We got to the outskirts of the town, where a few small houses, flat ranch-styled things with their weathered wood sides blending to near invisibility in the darkness, and got off the roads.
“If we cut through some of these yards, we should be able to come up the hill to the apartments across from the bar. They have roof access, so we can pick some of the weres off,” Sylvie said.
Most of the houses either had their lights on in the front of the house, there they might have their televisions on, or were dark, either abandoned, or maybe just sleeping peacefully, with the latest monthly bloodbath over. We crept through, our feet light on the chilled grass, with our bows drawn and arrows notched.

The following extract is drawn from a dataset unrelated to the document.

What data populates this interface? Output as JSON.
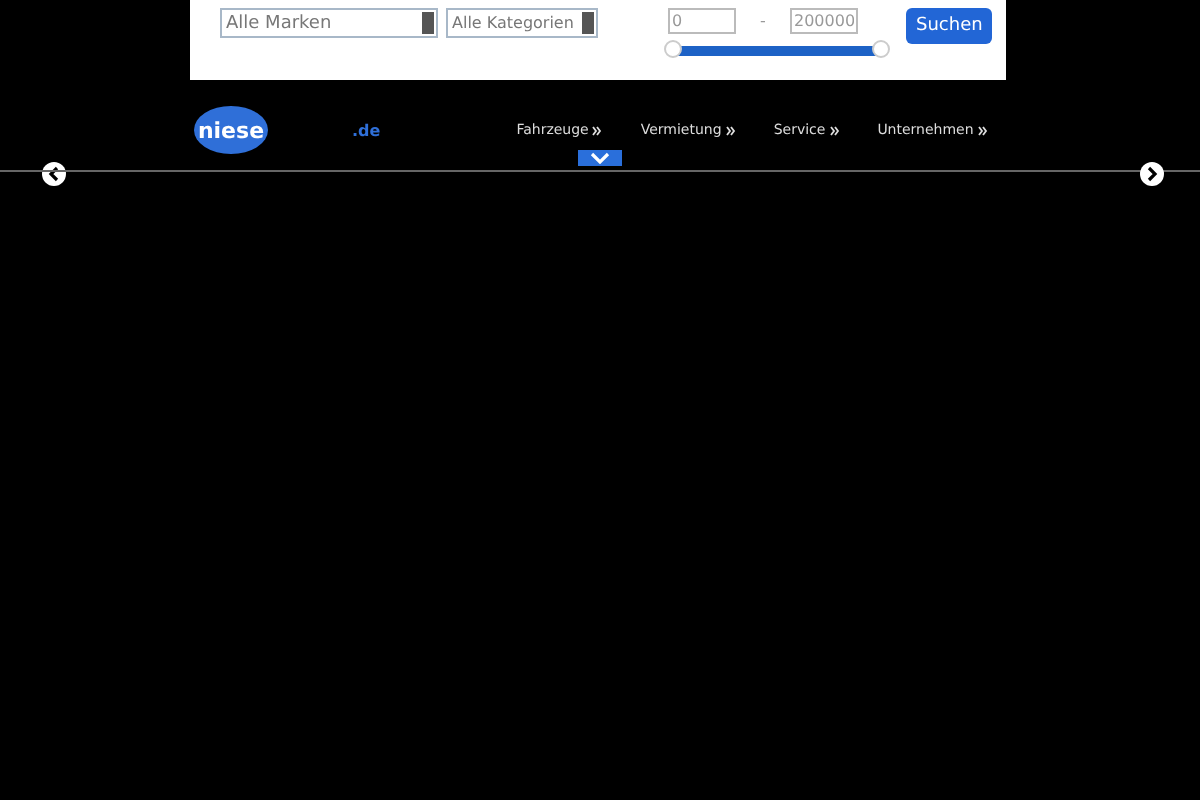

The yards came in varied stages of decay. Some were kept nice, with a view fire pits, lawn furniture, kitschy decorations hanging from trees and walls. It looked like dogs dug small pits into the lawns which the owners tried to fill with rocks and dirt to discourage return diggers. Those houses often were the ones to have their televisions turned to a movie or bright, vibrant show that made reality that much more…dreary. I watched The Wizard of Oz when I was very small once; I remembered Dorothy starting in black and white or sepia like old photographs, and then suddenly everything was so colorful it almost looked fake. The tv screens were Oz, but Sylvie and I were in a much colder Kansas.